There are five distinct layers to a thorough restaurant SEO audit:
- Google Business Profile (GBP): Your single most important local ranking asset. Completeness, accuracy, photo volume, category selection, and post activity all factor into how Google evaluates your profile.
- Local citations and NAP consistency: Your Name, Address, and Phone number must match exactly across every directory, review platform, and data aggregator. Inconsistencies create ranking friction.
- On-page content: Does your website actually tell Google what you serve, where you're located, and who you serve it to? Thin or generic content is one of the most common issues we find in restaurant site audits.
- Technical site health: Mobile load speed, Core Web Vitals, crawlability, structured data (restaurant and menu schema), and HTTPS are the baseline technical factors that affect whether Google trusts your site enough to rank it.

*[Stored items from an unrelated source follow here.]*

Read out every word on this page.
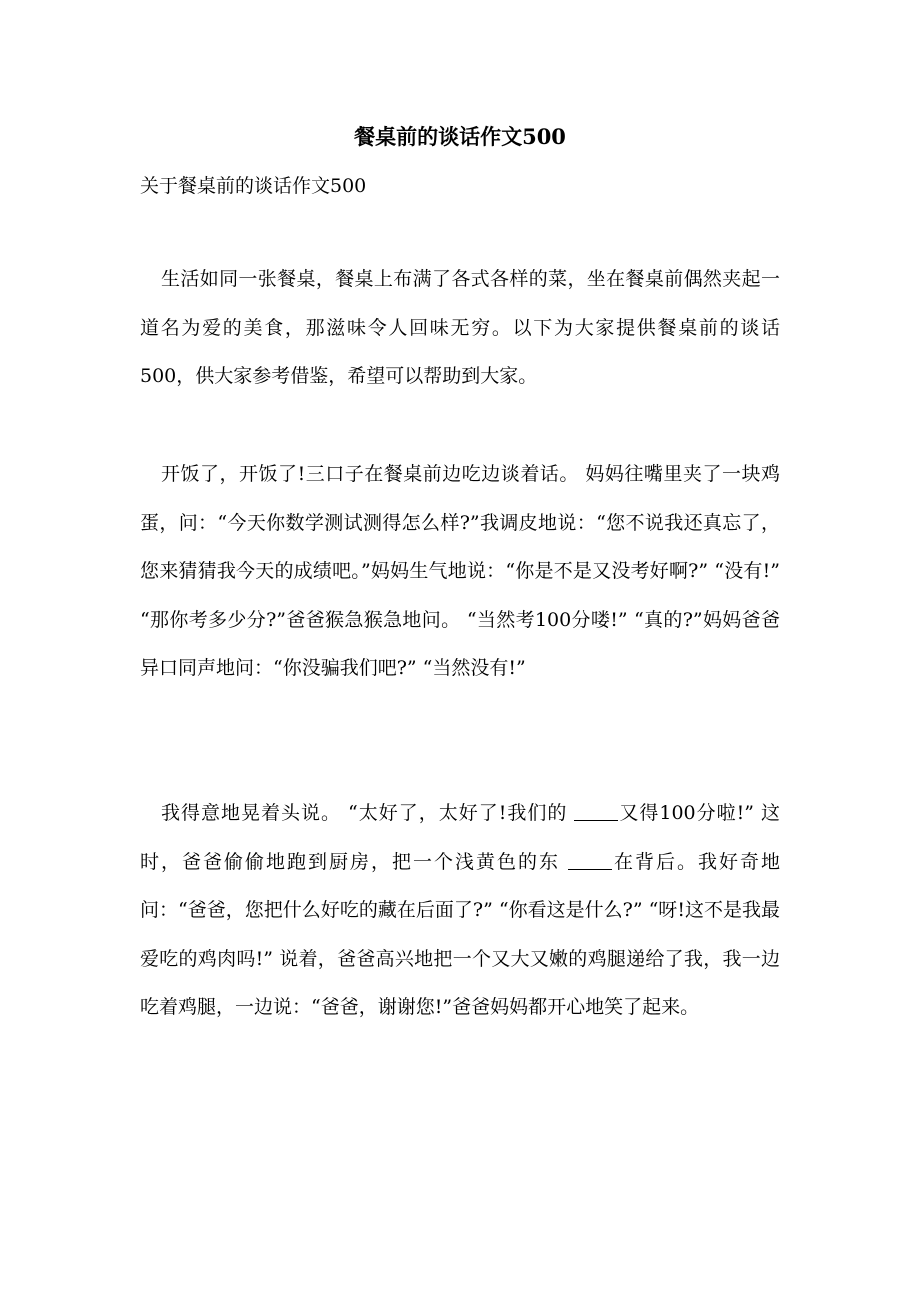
餐桌前的谈话作文500

关于餐桌前的谈话作文500

生活如同一张餐桌，餐桌上布满了各式各样的菜，坐在餐桌前偶然夹起一道名为爱的美食，那滋味令人回味无穷。以下为大家提供餐桌前的谈话500，供大家参考借鉴，希望可以帮助到大家。

开饭了，开饭了!三口子在餐桌前边吃边谈着话。 妈妈往嘴里夹了一块鸡蛋，问：“今天你数学测试测得怎么样?”我调皮地说：“您不说我还真忘了，您来猜猜我今天的成绩吧。”妈妈生气地说：“你是不是又没考好啊?” “没有!” “那你考多少分?”爸爸猴急猴急地问。 “当然考100分喽!” “真的?”妈妈爸爸异口同声地问：“你没骗我们吧?” “当然没有!”

我得意地晃着头说。 “太好了，太好了!我们的 又得100分啦!” 这时，爸爸偷偷地跑到厨房，把一个浅黄色的东 在背后。我好奇地问：“爸爸，您把什么好吃的藏在后面了?” “你看这是什么?” “呀!这不是我最爱吃的鸡肉吗!” 说着，爸爸高兴地把一个又大又嫩的鸡腿递给了我，我一边吃着鸡腿，一边说：“爸爸，谢谢您!”爸爸妈妈都开心地笑了起来。
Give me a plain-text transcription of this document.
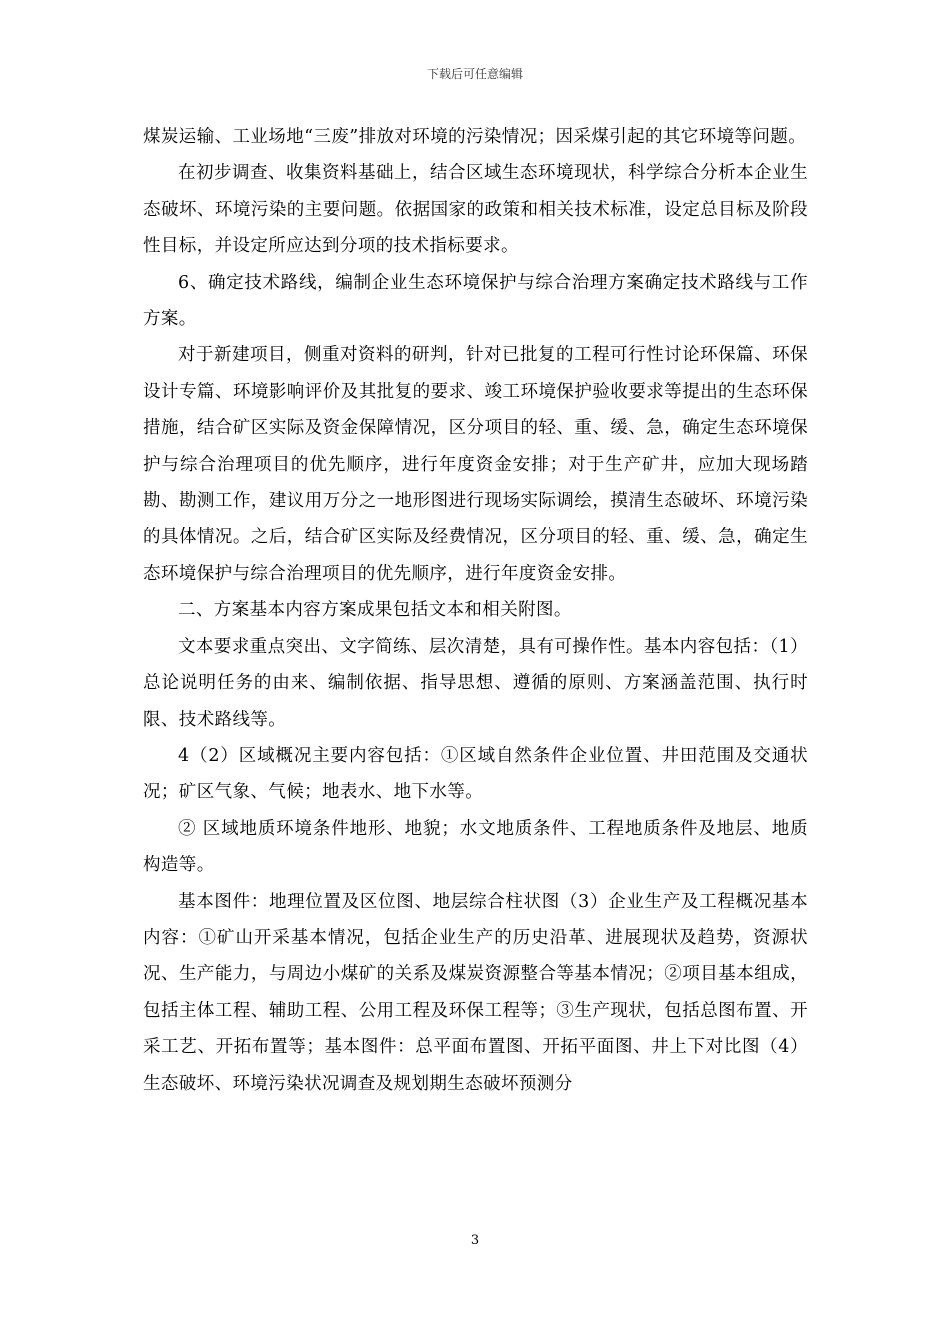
下载后可任意编辑

煤炭运输、工业场地“三废”排放对环境的污染情况；因采煤引起的其它环境等问题。

在初步调查、收集资料基础上，结合区域生态环境现状，科学综合分析本企业生态破坏、环境污染的主要问题。依据国家的政策和相关技术标准，设定总目标及阶段性目标，并设定所应达到分项的技术指标要求。

6、确定技术路线，编制企业生态环境保护与综合治理方案确定技术路线与工作方案。

对于新建项目，侧重对资料的研判，针对已批复的工程可行性讨论环保篇、环保设计专篇、环境影响评价及其批复的要求、竣工环境保护验收要求等提出的生态环保措施，结合矿区实际及资金保障情况，区分项目的轻、重、缓、急，确定生态环境保护与综合治理项目的优先顺序，进行年度资金安排；对于生产矿井，应加大现场踏勘、勘测工作，建议用万分之一地形图进行现场实际调绘，摸清生态破坏、环境污染的具体情况。之后，结合矿区实际及经费情况，区分项目的轻、重、缓、急，确定生态环境保护与综合治理项目的优先顺序，进行年度资金安排。

二、方案基本内容方案成果包括文本和相关附图。

文本要求重点突出、文字简练、层次清楚，具有可操作性。基本内容包括：（1）总论说明任务的由来、编制依据、指导思想、遵循的原则、方案涵盖范围、执行时限、技术路线等。

4（2）区域概况主要内容包括：①区域自然条件企业位置、井田范围及交通状况；矿区气象、气候；地表水、地下水等。

② 区域地质环境条件地形、地貌；水文地质条件、工程地质条件及地层、地质构造等。

基本图件：地理位置及区位图、地层综合柱状图（3）企业生产及工程概况基本内容：①矿山开采基本情况，包括企业生产的历史沿革、进展现状及趋势，资源状况、生产能力，与周边小煤矿的关系及煤炭资源整合等基本情况；②项目基本组成，包括主体工程、辅助工程、公用工程及环保工程等；③生产现状，包括总图布置、开采工艺、开拓布置等；基本图件：总平面布置图、开拓平面图、井上下对比图（4）生态破坏、环境污染状况调查及规划期生态破坏预测分

3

- Off-page signals: Reviews, backlinks from local publications, and mentions in food media all function as trust signals. This layer tends to be the hardest to fix quickly, which is why it comes last in the priority order.
Most restaurant owners who attempt a self-audit spend too much time on the layer they understand best — usually the website — rather than the layer with the highest current impact. The framework in this guide is sequenced to prevent that mistake.